General Thoughts

Moving Past The Outer Limits

There is nothing wrong with your television set. Do not attempt to adjust the picture. We are controlling transmission. If we wish to make it louder, we will bring up the volume. If we wish to make it softer, we will tune it to a whisper. We will control the horizontal. We will control the vertical. We can roll the image, make it flutter. We can change the focus to a soft blur or sharpen it to crystal clarity. For the next hour, sit quietly and we will control all that you see and hear. We repeat: there is nothing wrong with your television set. You are about to participate in a great adventure. You are about to experience the awe and mystery which reaches from the inner mind to — The Outer Limits.

Business plans, marketing plans and thoughts of fill my head as I finally drift off to sleep…when I sleep. I am building a business…two of them in fact. Running a household, finishing up school and holding down a full time job all while trying to optimize my own mental, physical, spiritual and emotional health. And I admit that sometimes I feel as though I am losing my tenuous hold on my mind. But such is life in the 21st century for many of us. We want so much. Family, social life and career or in my case the entrepreneur in me wants a thriving business of my own.

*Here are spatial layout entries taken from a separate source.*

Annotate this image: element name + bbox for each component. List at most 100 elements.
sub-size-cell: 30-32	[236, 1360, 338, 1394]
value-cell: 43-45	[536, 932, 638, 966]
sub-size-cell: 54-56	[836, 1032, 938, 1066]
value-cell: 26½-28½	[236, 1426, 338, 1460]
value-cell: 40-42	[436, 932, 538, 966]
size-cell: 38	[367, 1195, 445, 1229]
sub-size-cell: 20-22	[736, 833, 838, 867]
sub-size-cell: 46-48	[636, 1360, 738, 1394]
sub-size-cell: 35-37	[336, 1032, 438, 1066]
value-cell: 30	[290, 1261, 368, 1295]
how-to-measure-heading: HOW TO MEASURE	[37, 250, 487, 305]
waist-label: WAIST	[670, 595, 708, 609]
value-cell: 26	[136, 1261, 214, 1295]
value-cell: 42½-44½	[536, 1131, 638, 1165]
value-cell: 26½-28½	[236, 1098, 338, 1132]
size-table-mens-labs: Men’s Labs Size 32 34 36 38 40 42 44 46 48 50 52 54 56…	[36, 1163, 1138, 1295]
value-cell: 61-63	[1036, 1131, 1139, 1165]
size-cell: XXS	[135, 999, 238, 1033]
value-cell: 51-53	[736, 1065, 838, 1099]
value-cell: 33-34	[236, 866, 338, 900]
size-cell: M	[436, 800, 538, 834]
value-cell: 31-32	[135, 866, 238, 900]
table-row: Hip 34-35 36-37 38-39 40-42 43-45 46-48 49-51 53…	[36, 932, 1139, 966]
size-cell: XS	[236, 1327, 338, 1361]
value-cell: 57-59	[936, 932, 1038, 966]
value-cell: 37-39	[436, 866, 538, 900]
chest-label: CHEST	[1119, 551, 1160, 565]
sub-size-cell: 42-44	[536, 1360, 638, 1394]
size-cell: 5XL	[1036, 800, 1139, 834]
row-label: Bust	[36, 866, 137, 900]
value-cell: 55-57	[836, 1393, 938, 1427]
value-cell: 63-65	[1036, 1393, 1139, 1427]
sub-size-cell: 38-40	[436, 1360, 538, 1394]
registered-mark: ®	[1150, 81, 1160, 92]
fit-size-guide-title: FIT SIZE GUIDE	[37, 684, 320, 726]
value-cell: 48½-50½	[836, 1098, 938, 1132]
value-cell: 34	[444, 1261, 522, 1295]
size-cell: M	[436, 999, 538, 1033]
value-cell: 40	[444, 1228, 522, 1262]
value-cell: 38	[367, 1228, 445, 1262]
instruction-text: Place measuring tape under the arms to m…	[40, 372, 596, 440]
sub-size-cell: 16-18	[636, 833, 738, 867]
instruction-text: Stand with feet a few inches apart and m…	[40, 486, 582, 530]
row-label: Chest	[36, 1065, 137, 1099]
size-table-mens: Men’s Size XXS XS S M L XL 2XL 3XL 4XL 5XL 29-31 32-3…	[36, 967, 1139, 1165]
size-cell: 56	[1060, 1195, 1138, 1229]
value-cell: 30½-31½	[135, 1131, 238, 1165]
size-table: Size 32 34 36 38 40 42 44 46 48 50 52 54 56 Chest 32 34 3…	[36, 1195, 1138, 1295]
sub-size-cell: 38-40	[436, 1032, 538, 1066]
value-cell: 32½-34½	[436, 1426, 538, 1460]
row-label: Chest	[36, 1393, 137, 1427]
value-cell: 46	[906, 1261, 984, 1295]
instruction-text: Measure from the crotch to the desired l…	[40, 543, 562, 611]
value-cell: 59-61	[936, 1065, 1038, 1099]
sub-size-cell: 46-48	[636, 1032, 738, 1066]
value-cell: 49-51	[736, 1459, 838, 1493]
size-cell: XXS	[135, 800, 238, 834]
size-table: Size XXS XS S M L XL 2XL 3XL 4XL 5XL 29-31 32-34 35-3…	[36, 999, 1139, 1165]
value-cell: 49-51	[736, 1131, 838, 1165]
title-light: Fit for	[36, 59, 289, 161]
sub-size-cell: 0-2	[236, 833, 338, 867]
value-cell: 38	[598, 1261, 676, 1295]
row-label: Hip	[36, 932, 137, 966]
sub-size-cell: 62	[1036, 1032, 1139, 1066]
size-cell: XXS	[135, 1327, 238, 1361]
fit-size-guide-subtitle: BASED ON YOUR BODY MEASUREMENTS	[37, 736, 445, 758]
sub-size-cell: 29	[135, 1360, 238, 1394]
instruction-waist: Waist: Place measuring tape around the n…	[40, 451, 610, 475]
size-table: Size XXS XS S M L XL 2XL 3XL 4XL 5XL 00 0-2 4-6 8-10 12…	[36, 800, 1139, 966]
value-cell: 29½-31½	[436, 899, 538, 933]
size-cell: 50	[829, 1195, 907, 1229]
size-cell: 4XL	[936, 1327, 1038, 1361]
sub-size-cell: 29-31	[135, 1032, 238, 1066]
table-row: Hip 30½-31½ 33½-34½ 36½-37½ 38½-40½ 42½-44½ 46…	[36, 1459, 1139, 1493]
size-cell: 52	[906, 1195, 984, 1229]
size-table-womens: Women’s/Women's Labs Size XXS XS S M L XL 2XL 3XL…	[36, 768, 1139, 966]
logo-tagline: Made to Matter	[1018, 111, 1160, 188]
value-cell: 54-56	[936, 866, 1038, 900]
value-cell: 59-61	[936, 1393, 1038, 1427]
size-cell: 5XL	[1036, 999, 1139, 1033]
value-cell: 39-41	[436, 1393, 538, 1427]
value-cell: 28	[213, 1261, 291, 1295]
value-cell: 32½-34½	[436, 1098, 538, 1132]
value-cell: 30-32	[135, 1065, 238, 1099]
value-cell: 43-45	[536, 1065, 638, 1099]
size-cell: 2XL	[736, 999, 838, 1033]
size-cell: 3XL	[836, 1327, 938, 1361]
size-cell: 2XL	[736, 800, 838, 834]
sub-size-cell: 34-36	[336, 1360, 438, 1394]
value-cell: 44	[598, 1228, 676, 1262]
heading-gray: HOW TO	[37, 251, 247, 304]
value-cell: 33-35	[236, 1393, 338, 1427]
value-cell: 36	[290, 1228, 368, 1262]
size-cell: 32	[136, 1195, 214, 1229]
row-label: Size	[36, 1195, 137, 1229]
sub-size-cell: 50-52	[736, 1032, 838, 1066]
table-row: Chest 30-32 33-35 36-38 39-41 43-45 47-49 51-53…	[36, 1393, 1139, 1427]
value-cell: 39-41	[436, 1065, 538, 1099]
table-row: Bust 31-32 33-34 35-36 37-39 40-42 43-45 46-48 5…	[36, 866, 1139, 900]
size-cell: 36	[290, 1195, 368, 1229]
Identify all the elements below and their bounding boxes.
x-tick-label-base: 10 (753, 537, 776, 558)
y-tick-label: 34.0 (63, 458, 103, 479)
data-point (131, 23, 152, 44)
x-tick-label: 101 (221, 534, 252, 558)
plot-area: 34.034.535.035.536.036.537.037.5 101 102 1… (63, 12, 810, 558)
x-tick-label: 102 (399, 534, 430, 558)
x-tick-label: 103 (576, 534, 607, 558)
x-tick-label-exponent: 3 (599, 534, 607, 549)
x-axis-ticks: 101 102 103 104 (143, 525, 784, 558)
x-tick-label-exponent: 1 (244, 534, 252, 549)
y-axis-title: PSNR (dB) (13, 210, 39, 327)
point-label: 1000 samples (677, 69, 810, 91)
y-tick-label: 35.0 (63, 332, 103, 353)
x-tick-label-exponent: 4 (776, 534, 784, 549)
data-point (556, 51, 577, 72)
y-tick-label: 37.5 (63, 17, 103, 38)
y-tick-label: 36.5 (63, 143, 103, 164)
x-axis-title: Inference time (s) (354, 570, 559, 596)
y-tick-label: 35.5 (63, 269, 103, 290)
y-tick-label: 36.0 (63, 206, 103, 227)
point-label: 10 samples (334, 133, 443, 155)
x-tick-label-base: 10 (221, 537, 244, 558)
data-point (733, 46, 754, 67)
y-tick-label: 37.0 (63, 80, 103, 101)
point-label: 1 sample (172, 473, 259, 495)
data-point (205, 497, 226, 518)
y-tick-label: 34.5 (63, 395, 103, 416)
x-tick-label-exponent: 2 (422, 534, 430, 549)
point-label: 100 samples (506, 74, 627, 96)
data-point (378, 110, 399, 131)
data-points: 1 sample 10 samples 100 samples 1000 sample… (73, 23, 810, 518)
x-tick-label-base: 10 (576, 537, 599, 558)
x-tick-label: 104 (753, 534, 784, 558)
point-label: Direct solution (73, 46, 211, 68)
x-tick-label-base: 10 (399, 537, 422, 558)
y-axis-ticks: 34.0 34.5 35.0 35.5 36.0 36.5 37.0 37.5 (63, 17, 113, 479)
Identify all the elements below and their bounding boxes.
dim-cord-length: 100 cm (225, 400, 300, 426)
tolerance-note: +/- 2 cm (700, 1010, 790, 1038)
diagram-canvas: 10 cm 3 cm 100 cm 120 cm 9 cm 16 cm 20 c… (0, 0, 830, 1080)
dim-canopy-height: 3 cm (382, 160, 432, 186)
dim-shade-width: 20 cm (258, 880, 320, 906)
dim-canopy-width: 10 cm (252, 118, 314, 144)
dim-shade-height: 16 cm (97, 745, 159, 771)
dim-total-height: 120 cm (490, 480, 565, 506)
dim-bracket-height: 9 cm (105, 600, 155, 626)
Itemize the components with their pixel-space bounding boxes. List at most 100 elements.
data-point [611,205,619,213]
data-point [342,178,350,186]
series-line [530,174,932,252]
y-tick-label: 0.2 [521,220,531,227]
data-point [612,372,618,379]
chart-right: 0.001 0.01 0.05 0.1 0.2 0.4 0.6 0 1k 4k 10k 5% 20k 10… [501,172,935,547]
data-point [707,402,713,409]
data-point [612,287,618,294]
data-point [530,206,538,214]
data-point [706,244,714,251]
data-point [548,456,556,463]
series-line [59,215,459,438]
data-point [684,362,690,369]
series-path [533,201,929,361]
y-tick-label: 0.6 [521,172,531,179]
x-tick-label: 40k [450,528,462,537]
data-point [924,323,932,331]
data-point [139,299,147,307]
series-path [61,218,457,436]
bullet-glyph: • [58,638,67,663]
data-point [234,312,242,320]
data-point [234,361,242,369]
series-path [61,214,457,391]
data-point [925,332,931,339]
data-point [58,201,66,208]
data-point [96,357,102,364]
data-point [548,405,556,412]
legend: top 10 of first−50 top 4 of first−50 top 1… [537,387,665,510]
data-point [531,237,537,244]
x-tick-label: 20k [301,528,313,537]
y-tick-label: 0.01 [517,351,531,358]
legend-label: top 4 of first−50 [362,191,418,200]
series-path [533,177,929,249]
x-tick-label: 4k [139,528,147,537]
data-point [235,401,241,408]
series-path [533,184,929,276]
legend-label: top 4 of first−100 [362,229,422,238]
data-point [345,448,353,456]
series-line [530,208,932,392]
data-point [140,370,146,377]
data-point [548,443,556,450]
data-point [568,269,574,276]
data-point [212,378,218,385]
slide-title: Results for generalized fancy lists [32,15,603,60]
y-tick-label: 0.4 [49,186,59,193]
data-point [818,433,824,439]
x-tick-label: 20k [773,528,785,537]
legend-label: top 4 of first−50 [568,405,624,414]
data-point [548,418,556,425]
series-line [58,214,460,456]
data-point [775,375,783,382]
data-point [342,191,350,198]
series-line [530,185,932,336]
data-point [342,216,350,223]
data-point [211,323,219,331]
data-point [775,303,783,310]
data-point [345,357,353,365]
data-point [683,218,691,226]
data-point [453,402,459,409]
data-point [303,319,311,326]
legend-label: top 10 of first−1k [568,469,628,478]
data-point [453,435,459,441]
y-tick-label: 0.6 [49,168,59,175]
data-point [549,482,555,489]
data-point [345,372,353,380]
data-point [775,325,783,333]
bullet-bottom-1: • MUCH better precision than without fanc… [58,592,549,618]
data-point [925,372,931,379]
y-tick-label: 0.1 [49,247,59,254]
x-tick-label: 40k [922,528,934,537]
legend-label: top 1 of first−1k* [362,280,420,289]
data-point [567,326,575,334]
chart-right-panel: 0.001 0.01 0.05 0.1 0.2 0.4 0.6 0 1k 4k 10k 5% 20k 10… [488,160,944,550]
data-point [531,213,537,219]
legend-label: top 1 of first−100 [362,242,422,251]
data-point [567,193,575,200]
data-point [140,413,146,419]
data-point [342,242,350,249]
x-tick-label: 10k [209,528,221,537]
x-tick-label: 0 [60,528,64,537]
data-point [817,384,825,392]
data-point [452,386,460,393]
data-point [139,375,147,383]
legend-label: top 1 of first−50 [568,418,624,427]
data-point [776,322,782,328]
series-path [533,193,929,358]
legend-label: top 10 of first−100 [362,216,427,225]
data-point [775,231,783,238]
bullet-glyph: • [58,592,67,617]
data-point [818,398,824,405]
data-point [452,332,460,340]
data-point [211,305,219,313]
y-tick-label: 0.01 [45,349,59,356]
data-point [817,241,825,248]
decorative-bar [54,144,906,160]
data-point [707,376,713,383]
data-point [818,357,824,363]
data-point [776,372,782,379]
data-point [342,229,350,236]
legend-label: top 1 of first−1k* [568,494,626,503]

As a single mother it has been about the paycheck. The J.O.B, as a mentor of mine used to day… the Just Over Broke. I didn’t have the luxury of taking the time to find my passion and then following it. A hole opened up beneath me and I found myself free falling into an industry I felt no fire for. I got up. I went in. They gave me a check. I was a sleep walker doing tasks that I could quite frankly accomplish in a daze. My rent was paid. My children ate. And so it went. Yes there were times when I genuinely enjoyed those tasks. More than a decade as a trainer and supervisor of customer service reps was the highlight. I like training people. Teaching them. Mentoring them.

But then came the lay-offs. And it was over. 2 weeks after moving my children from my parents’ home to a place of my own I was told I no longer had a means of producing food, clothing or shelter. In desperation I took a position that I was qualified for and good at. But it brought me no joy offered little or no challenge and so the sleepwalking began again. And again I had no control. So much about my life has been beyond my control for so long that I had almost forgotten what I wanted out of life. Almost. And then everything shifted. An opportunity to study and build a business that gives me energy, fuels my passion and combines so many of the things I love in one nice package. Health & Wellness Coaching gives me the opportunity to teach and mentor. My planned “Wellness Retreats” offer the opportunity to travel and run my travel business. I have the hope of a glorious and entrepreneurial future that gives me back control of my life. That is a future I can embrace with gusto. That is a control I am willing to work hard to attain.